Make a New Normal

A bigot veto is bad policy

a photo of bookshelves in a library
a photo of bookshelves in a library
Photo by Trnava University on Unsplash

I was taught long ago not to question a good decision because one person doesn’t like it.

There are only ever two reasons why we might.

  1. We really want everyone to like it. So we think it needs to be better.
  2. That person gives a lot of money. And we’re worried they will stop.

Neither reason is very good.

A rash of new bills presented under the guise of “parent rights” seem to do just that. Offering one parent the chance to stop something because they don’t like it.

Whether this is a majority of parents or a single one may not, in the future, make all the difference in the world. But letting one do it now probably does.

The problem should be obvious.

We can’t have individuals circumventing the rules. It isn’t democratic or reasonable.

Many don’t like the thought of term limits influencing the work of judges. Can you imagine giving Karen a bigot veto to the Supreme Court decisions she thinks harm her child?

Where would it end? It is pretty obvious to imagine a growing army breaking all functional systems with a simple argument: “but the children!”

But there is another problem.

A problem exposed by the fact that many, many parents have long expressed reasonable and evidence-based objections to how schools deal with gun violence, abstinence-only education, and the bigoted abuse many children face based on race, gender, or ability. Where is their veto?

That’s right.

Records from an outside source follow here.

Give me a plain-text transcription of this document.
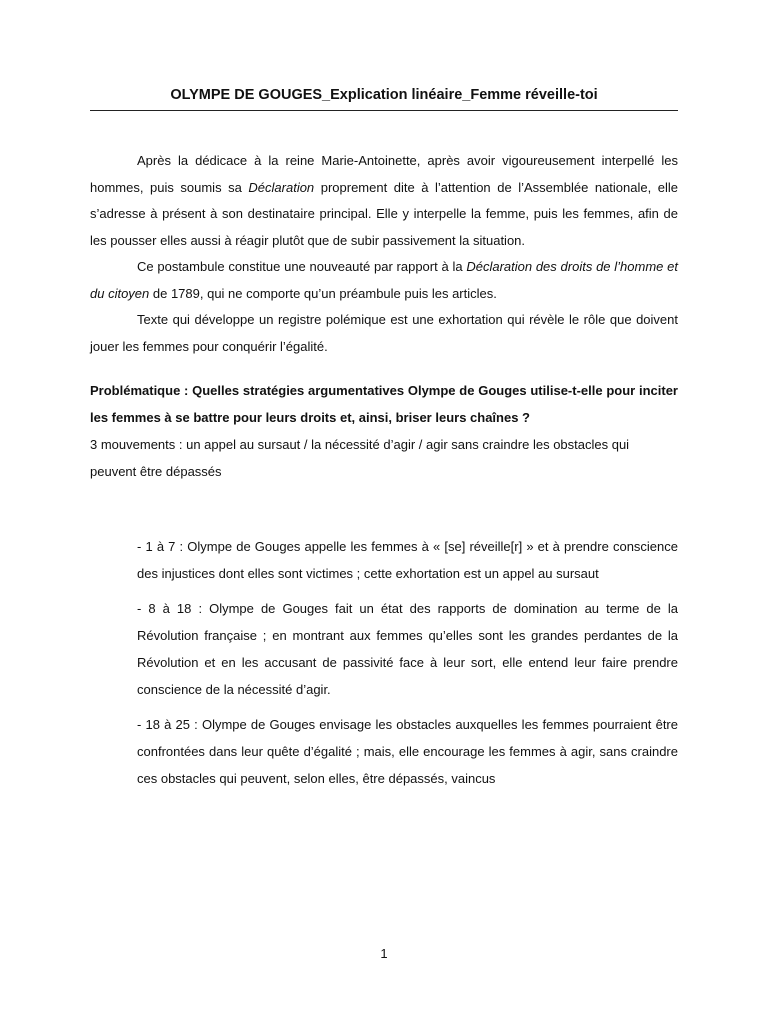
OLYMPE DE GOUGES_Explication linéaire_Femme réveille-toi

Après la dédicace à la reine Marie-Antoinette, après avoir vigoureusement interpellé les hommes, puis soumis sa Déclaration proprement dite à l’attention de l’Assemblée nationale, elle s’adresse à présent à son destinataire principal. Elle y interpelle la femme, puis les femmes, afin de les pousser elles aussi à réagir plutôt que de subir passivement la situation.

Ce postambule constitue une nouveauté par rapport à la Déclaration des droits de l’homme et du citoyen de 1789, qui ne comporte qu’un préambule puis les articles.

Texte qui développe un registre polémique est une exhortation qui révèle le rôle que doivent jouer les femmes pour conquérir l’égalité.

Problématique : Quelles stratégies argumentatives Olympe de Gouges utilise-t-elle pour inciter les femmes à se battre pour leurs droits et, ainsi, briser leurs chaînes ?

3 mouvements : un appel au sursaut / la nécessité d’agir / agir sans craindre les obstacles qui peuvent être dépassés

- 1 à 7 : Olympe de Gouges appelle les femmes à « [se] réveille[r] » et à prendre conscience des injustices dont elles sont victimes ; cette exhortation est un appel au sursaut

- 8 à 18 : Olympe de Gouges fait un état des rapports de domination au terme de la Révolution française ; en montrant aux femmes qu’elles sont les grandes perdantes de la Révolution et en les accusant de passivité face à leur sort, elle entend leur faire prendre conscience de la nécessité d’agir.

- 18 à 25 : Olympe de Gouges envisage les obstacles auxquelles les femmes pourraient être confrontées dans leur quête d’égalité ; mais, elle encourage les femmes à agir, sans craindre ces obstacles qui peuvent, selon elles, être dépassés, vaincus

1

They don’t get one. Because it is authoritarianism run amok.

My individual objection to our school district’s abstinence-only curriculum doesn’t prevent our school from implementing it. Nor does it hold any teacher or faculty-member criminally liable for offering it against my personal objection.

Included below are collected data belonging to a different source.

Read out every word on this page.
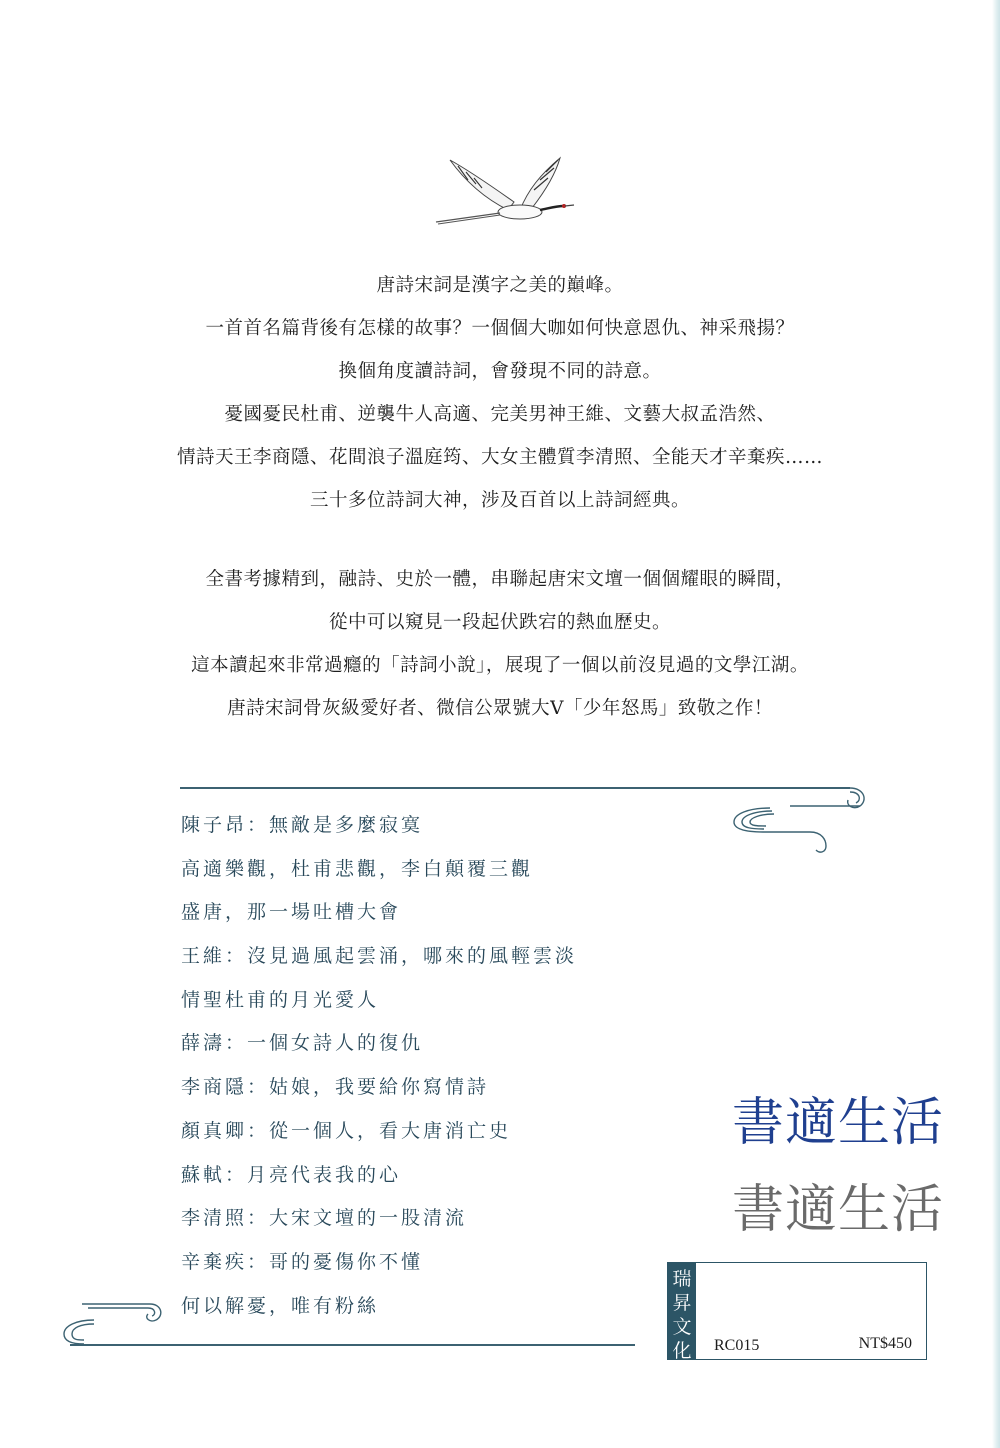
唐詩宋詞是漢字之美的巔峰。

一首首名篇背後有怎樣的故事？一個個大咖如何快意恩仇、神采飛揚？

換個角度讀詩詞，會發現不同的詩意。

憂國憂民杜甫、逆襲牛人高適、完美男神王維、文藝大叔孟浩然、

情詩天王李商隱、花間浪子溫庭筠、大女主體質李清照、全能天才辛棄疾……

三十多位詩詞大神，涉及百首以上詩詞經典。

全書考據精到，融詩、史於一體，串聯起唐宋文壇一個個耀眼的瞬間，

從中可以窺見一段起伏跌宕的熱血歷史。

這本讀起來非常過癮的「詩詞小說」，展現了一個以前沒見過的文學江湖。

唐詩宋詞骨灰級愛好者、微信公眾號大V「少年怒馬」致敬之作！

陳子昂：無敵是多麼寂寞
高適樂觀，杜甫悲觀，李白顛覆三觀
盛唐，那一場吐槽大會
王維：沒見過風起雲涌，哪來的風輕雲淡
情聖杜甫的月光愛人
薛濤：一個女詩人的復仇
李商隱：姑娘，我要給你寫情詩
顏真卿：從一個人，看大唐消亡史
蘇軾：月亮代表我的心
李清照：大宋文壇的一股清流
辛棄疾：哥的憂傷你不懂
何以解憂，唯有粉絲
書適生活
書適生活
瑞
昇
文
化 RC015	NT$450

Our collective work is to prove such curricula are bad for our kids. And we do so by moving the school corporation to change it. And by moving the state to change its laws.

This is the farce of individualistic pseudo-logic.

Many people think this is sensible and reasonable. Who doesn’t want to protect their kids? And it has a kind of individualistic logic. But it utterly crumbles with exposure to the real world and any other argument. No matter how much partisan spin and obsessive desire we paint onto it, this won’t work. It can’t work fairly.

We don’t want our society making decisions this way. And there is no small cadre of anti-bigots trying to ban other people’s books or jail librarians. This is a very one-sided deal. And that “side” wants some people to have a pocket veto in society.

And that’s not how democracies work.